At the heart of the setup lies the PiStorm board, developed by enthusiast Claude Schwarz. It acts as an adapter, linking the 40-pin GPIO header of the Raspberry Pi to the Motorola 68000 parallel bus. On one end, the Pi; on the other, contacts compatible with the Amiga’s processor. Bridging them is an Altera MAX II CPLD, functioning as a logical interface. This enables the single-board computer to “invade” the system board and emulate the original CPU’s behavior, including executing code from ROM or RAM.
By default, such a configuration enhances the aging machine with increased memory, peripherals, and performance. But Garrett took a different route—not to augment the Amiga, but to wholly replace its computational core, turning it into a hardware shell for a single-tasking Linux machine. All control resides with the Raspberry Pi, while the Amiga serves merely as an interface: screen, ports, and basic initialization.
To run Doom, Garrett employed Chocolate Doom—a modern, faithful port of the original game—as well as the antiquated ADoom, an Amiga port first released in 1997 and later abandoned. Instead of booting into AmigaOS, the system launches straight into the game. But achieving this required overcoming substantial architectural hurdles.

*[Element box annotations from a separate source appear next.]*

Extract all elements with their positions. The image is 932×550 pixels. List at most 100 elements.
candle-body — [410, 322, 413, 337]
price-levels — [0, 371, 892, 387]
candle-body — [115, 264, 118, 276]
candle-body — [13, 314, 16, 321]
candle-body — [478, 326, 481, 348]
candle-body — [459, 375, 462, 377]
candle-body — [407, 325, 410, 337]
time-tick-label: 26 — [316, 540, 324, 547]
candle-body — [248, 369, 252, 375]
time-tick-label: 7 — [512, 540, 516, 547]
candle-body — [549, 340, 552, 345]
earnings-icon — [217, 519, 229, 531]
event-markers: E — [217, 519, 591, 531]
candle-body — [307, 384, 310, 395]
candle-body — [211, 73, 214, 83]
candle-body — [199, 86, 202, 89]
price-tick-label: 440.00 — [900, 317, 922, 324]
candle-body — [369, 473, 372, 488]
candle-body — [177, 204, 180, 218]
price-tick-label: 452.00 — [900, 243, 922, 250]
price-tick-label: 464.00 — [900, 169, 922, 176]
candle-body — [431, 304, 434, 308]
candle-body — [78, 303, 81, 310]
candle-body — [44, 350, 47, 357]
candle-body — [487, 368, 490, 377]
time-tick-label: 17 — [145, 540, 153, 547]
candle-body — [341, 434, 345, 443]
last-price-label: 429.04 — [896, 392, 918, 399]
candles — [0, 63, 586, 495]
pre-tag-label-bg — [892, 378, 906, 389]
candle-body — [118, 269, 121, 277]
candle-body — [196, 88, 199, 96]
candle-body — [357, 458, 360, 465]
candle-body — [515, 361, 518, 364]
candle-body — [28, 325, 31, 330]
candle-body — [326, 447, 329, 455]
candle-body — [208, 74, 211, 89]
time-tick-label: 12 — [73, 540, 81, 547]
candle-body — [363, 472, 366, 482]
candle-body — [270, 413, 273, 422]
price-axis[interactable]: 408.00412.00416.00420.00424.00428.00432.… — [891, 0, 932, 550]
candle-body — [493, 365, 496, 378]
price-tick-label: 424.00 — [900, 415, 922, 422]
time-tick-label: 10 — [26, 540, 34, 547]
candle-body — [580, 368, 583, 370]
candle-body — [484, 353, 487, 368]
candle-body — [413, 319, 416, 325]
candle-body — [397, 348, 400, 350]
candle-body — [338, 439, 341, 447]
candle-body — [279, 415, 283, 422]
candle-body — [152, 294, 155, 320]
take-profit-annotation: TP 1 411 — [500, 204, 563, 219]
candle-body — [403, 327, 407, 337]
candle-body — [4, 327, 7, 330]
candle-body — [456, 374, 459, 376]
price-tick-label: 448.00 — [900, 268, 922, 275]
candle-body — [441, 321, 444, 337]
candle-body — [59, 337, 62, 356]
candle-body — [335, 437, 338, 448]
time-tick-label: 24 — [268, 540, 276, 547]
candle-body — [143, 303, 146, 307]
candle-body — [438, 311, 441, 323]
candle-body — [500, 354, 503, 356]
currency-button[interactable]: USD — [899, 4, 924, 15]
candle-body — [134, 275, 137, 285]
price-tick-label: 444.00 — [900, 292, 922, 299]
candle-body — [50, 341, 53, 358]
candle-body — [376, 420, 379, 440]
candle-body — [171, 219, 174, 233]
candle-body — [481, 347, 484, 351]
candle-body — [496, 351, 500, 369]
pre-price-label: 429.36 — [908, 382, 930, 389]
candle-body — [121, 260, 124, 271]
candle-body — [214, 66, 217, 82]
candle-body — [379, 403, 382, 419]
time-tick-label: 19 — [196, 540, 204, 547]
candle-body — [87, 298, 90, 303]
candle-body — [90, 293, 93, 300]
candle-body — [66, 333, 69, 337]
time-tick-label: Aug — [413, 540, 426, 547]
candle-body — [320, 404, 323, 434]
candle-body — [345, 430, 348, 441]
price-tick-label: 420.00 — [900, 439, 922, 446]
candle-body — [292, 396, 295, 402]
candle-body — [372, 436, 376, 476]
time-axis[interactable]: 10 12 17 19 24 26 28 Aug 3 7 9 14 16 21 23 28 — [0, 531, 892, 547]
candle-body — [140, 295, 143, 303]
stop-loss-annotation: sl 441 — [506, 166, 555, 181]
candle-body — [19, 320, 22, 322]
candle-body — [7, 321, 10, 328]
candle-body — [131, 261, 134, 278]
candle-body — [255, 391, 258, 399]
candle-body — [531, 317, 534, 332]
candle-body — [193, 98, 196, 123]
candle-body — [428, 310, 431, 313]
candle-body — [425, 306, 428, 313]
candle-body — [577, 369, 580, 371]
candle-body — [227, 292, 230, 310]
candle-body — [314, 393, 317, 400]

It turned out that without initiating Kickstart—the firmware responsible for basic boot functions and memory access—the Amiga entered a peculiar state. Garrett discovered that “you can’t write anything to RAM until code is running, and code can’t run until the CPU is told where it is.” A classic catch-22. On the Amiga 1000, Kickstart was loaded from floppy disk; later models had it embedded in ROM. In all cases, it was critical for system initialization.
The solution lay in exploiting a poorly documented feature that overlays ROM contents onto address zero—bypassing the usual boot sequence. Garrett wryly notes, “This is a feature you’re not supposed to care about if you’re booting Kickstart like a normal Amiga… but I made bad life choices.” Once activated, he pulsed the reset line on the bus—finally unlocking access to RAM and breathing life into the Amiga.
The result is a machine that boots directly into Doom, bypassing AmigaOS entirely, albeit with a few limitations: visual artifacts, no sound, and some instability remain. Nonetheless, the game renders on the Amiga’s display, even though the computational logic has been wholly replaced by a single-board Linux computer.
The project is aptly named Cordoomceps, a nod to the Cordyceps genus of parasitic fungi that take control of ants’ bodies to propagate their own agenda. Similarly, the Linux-powered Pi commandeers the Amiga’s body solely to run Doom. It’s not acceleration, emulation, or modernization—it’s digital infection.
Garrett concludes with a touch of dark humor: he now owns a slightly buggy, soundless version of Doom that launches on an Amiga without booting its operating system, with its brain fully replaced—and, in his words, “future updates will probably just make it worse.”
The project is available publicly: a detailed write-up is posted on Garrett’s personal website, and the source code is hosted on GitLab under the GNU GPL v2 license.